Цицианов, как видно, не любил князя Потемкина за его недоступность и высокомерие и, вследствие этого, не отдавал ему должной справедливости и несочувствовал его гуманным нововведениям в улучшении образования, управления и быта русского солдата. Это он выразил словами Сергея Двужильного, убитого на Измаильском штурме (см. разговор в царстве мертвых). Суворов также не был идеалом Цицианова и он набрасывает тень на личное мужество великого полководца (что, впрочем, согласуется с рассказом В. Л. Энгельгардта о поведении Александра Васильевича графа Суворова-Рымникского при штурме Праги).

И между тем, отзыв Цицианова о принце Кобургском, в рассказе о взятии Хотина, увеличивает еще более заслуги Суворова в кампанию 1789 г., потому что, с нашим непобедимым полководцем, и принц Кобургский являлся героем в сражении при Фокшанах и Рымнике.

Последнею победою мы вполне обязаны решительности, мужеству [144] и хладнокровию Суворова; его пособником (как говорит Цицианов) был «честнейший, благороднейший, но неопытный в военном деле» принц Кобургский; что-ж до остальных, даже русских генералов, долженствовавших действовать в этом сражении, то вот как Суворов начинает свою реляцию Потемкину о Рыбникском (впоследствии Рымникском) сражении 11 сентября 1789 г.

«Я выступил, писал Суворов, в полночь на 8-е число из Подпуцена, с батальонами двумя егерскими, четырьмя гренадерскими, четырьмя мушкетерскими и легким, сформированным из мушкетер, на шесть кореев в две линии, при них в первой — генерал-маиор и кавалер Позняков; во второй — бригадир Вестфален, на сей случай дела прикомандированный с 12 карабинерными эскадронами, при сих бригадир Бурнашов; протчий генералитет за болезнию остался назади».

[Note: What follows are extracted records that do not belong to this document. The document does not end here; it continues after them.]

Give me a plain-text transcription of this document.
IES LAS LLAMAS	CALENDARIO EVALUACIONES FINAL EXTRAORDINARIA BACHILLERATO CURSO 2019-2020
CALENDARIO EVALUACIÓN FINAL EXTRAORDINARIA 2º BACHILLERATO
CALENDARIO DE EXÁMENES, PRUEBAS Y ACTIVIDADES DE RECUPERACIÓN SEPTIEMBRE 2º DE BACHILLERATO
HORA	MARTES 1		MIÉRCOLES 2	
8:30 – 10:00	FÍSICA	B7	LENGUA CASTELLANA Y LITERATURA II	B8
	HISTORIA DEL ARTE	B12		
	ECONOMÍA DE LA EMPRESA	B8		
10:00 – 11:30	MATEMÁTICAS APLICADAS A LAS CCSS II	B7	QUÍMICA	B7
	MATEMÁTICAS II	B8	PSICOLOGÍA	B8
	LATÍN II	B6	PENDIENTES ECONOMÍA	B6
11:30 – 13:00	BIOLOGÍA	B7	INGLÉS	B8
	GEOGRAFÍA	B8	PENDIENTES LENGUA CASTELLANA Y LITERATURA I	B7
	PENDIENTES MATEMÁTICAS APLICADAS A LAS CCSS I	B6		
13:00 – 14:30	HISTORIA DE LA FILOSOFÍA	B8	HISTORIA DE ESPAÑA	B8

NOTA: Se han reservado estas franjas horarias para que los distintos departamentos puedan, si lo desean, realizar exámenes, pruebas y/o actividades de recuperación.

Екатерина II, которой Потемкиным была представлена эта реляция, отыскала на плане сражения реку Рымну и сделала Суворова графом Рымникским, а не Рыбницким и спрашивала Потемкина: «кто были генералы, оставшиеся за болезнию назади?» Потемкин ответил на это: «К чему вам, матушка, всемилостнвейшая государыня, знать сих срамцов; они уже и без того наказаны общим презрением» 4.

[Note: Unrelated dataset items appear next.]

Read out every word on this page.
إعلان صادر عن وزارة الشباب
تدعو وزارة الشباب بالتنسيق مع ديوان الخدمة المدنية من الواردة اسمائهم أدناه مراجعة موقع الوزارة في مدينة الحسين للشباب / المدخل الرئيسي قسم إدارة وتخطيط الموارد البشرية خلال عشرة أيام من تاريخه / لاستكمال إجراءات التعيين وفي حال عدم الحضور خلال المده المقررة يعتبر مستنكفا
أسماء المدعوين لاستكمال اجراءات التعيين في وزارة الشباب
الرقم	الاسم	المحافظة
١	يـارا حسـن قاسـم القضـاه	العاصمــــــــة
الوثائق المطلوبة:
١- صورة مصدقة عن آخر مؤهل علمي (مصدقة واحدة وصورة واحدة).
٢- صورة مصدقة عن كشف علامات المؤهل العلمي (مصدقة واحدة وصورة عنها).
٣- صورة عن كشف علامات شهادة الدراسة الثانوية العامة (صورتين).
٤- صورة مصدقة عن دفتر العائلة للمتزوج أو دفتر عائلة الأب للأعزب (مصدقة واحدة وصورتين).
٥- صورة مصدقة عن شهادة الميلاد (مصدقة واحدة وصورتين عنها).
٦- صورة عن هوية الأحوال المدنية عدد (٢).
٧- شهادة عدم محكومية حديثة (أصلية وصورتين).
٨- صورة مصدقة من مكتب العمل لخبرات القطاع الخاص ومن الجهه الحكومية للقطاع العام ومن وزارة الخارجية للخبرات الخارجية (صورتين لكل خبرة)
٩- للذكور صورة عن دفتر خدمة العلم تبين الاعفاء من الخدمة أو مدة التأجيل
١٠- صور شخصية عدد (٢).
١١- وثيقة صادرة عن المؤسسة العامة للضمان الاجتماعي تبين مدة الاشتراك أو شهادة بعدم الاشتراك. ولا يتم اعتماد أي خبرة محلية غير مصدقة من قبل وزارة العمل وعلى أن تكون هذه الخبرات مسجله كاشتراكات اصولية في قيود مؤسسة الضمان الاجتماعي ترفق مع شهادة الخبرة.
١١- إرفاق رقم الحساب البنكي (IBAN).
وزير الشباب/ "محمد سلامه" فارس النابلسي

Желаю, чтобы при содействии уважаемой «Русской Старины» публика наша ближе узнала Екатерининское время и убедилась, что великая монархиня, во всех случаях своей правительственной деятельности, руководилась принятым ею правилом: «хвалить вслух, а бранить потихоньку».

П. С. Лебедев.

29 июля 1874 г.


II.

Беспристрастный живописец ошибок российских генералов, последовавших в течении разных кампаний, деланных против турок в Молдавии; сочинение, разделенное на кампании; с моими примечаниями.

Предворение.

Я критики писать охоты не имею,
Хоть живописцем я себя здесь и нарек,
Да тени подбирать совсем я не умею; [145]
А по пословице «учиться надо век».
А я учение свое в том поставляю,
Что, видя действия военны, рассуждаю:
К чему, на что, какой тому предмет?

Когда на стан придешь, то первая забота,
Чтоб осмотреть вокруг ручьи, леса, болота,
И слабые места, где тот имеешь стан;
А после, мысленно, атаке делать план,
Где коннице идти, где действовать пехотой,
Иль гору укрепить, где земляной работой,
Которое крыло прикрыто-ли рекой,
Иль на горе стоит, где всход весьма крутой.
Все в мыслях сообразя, сужденьем занимаюсь,
И как вести войну, я оным научаюсь.
Вот правило мое, с тех пор, как стал служить,
И точно для того, чтоб не напрасно жить,
Класть мнения свои я вздумал на бумагу,
И всякому, при том, готов я дать присягу,
Что я хулить дела чужие не хотел,
И в мыслях я того во веки не имел.
Писавши, почему от правил удалились,
Закрою имена тех, кои преступились,
И вместо их имян поставлю знак иной
Иному звездку дам, иному крест двойной;
А знаков тех я ключ и от друзей закрою
И лиры для того во веки не настрою;
Да, сверх того, никто, оприч моих друзей,
Не будет видеть их и до смерти моей.

Блокада и взятие Хотина. 5

Описывая блокаду Хотина в 1788 году, кончившуюся тем, что турецкий гарнизон, принужденный к сдаче, был выпущен из крепости с оружием и багажем, Цицианов объясняет эту неудачу следующим образом:

«За нужное нахожу сделать картину цесарского войска, с нами под Хотином бывшего».

«Начальником был принц Сакс-де-Кобург, человек пречестнейший и преблагороднейший, но не великой тактик и с турками в войне никогда не бывавший; следовательно, ни правил их, ни высокомерия их, при самой даже крайности, не знал, что ниже [145] видно будет. Пехота столько дурна (была), что превосходит все воображение; а имянно: неопрятна, без повиновения, без малейшего почтения к начальникам, без всякого порядка. Лагерь их ничто иное, как дурная Ярмарка: весь лагерь набит женщинами, сидящими между палаток и торгующими вином и прочим. Духота и вонь оттого преужасная.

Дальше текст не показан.